A major website that’s used by millions of American college applicants that the researchers won’t name was amongst the many web services with highly vulnerable keys on GitHub. Another web service with vulnerable keys on GitHub was the website of a western European government agency. That entails AWS credentials, and puts a lot of very sensitive public sector data at serious risk! “In that case, we were able to verify the validity of the account, and even the specific developer who committed the secrets. This developer claims in their online presence to have nearly 10 years of development experience. These examples anecdotally support our findings that developer inexperience is not a strong predictor of leaks.”
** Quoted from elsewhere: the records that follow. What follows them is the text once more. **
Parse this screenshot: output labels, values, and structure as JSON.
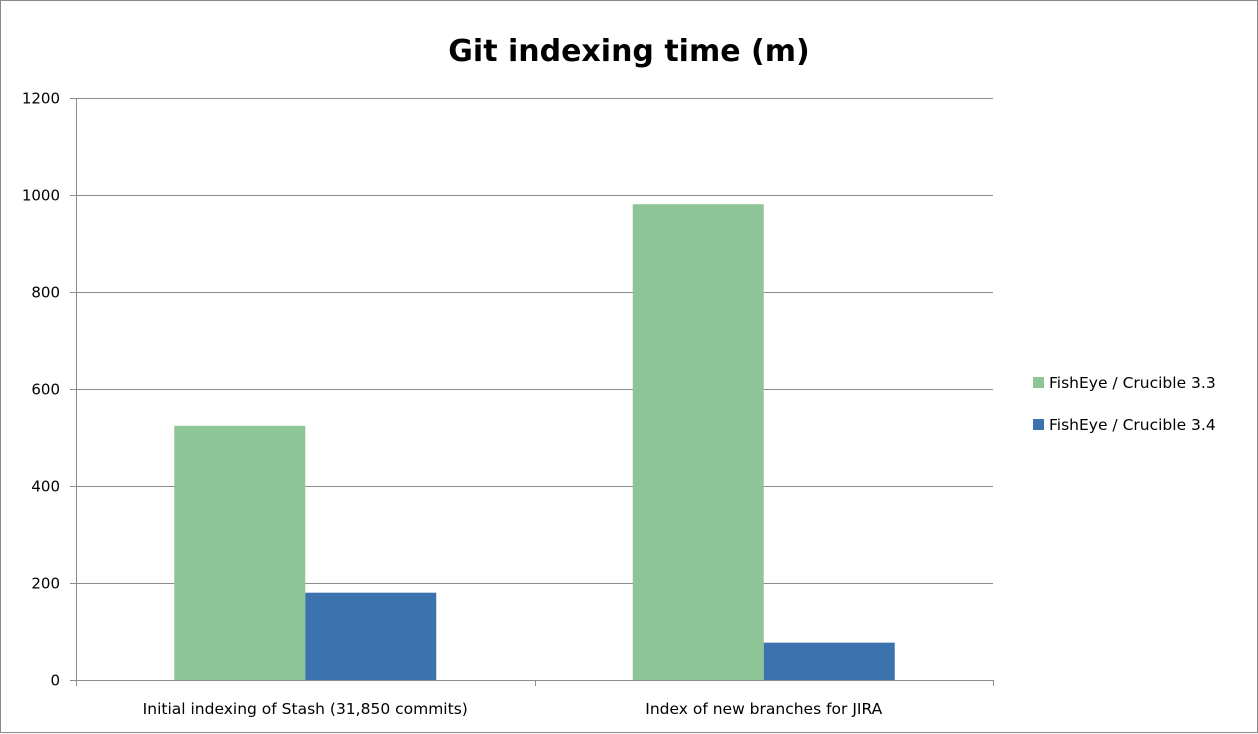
{
  "chart_data": {
    "type": "bar",
    "title": "Git indexing time (m)",
    "xlabel": "",
    "ylabel": "",
    "categories": [
      "Initial indexing of Stash (31,850 commits)",
      "Index of new branches for JIRA"
    ],
    "series": [
      {
        "name": "FishEye / Crucible 3.3",
        "values": [
          524,
          981
        ],
        "color": "#8dc596"
      },
      {
        "name": "FishEye / Crucible 3.4",
        "values": [
          180,
          77
        ],
        "color": "#3c72ae"
      }
    ],
    "ylim": [
      0,
      1200
    ],
    "yticks": [
      0,
      200,
      400,
      600,
      800,
      1000,
      1200
    ],
    "grid": true,
    "legend_position": "right"
  }
}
That’s one of the things that I personally found the most worrisome. These parties who are leaving their keys easy for cyber attackers to grab aren’t typically kids who are just starting to dip their toes into serious application development. These mistakes are being made more often by seasoned developers who are working for corporations and major government agencies. They are supposed to know better.
What could GitHub users do to better protect their keys? GitHub has tools that many people aren’t using, and at their peril. “The .gitignore file is intended to allow developers to specify certain files that should not be committed, and it can be used (among other things) to prevent files containing secrets from being leaked. While this is a good strategy, many developers do not use this option and some do not fully understand it. To better investigate its usage, we used the Search API to collect .gitignore files over a 3-week period in the same manner as our normal collection process. Our assumption had been that these files would not contain secrets as they should only contain path references to files. Yet, we identified 58 additional secrets from this process. While this is a small number compared to the full dataset, this finding indicates that some developers commit secrets out of fundamental misunderstandings of features like .gitignore.”
Cloud services like AWS, Microsoft Azure, Google Cloud Platform, and GitHub offer users many tools and features that can be used to help keep applications secure. And sadly, even experienced professionals aren’t using them. Remember, the security of applications in the cloud is the responsibility of developers.
But if developers are operating within your DevOps environments, you may have to take a more active role in enforcing best practices for security. Automating machine identity protection with your DevOps lifecycle will help eliminate many of the human errors that result in exposure like those we’ve seen on GitHub.
Could GitHub do a better job of teaching users how to use features such as .gitignore properly?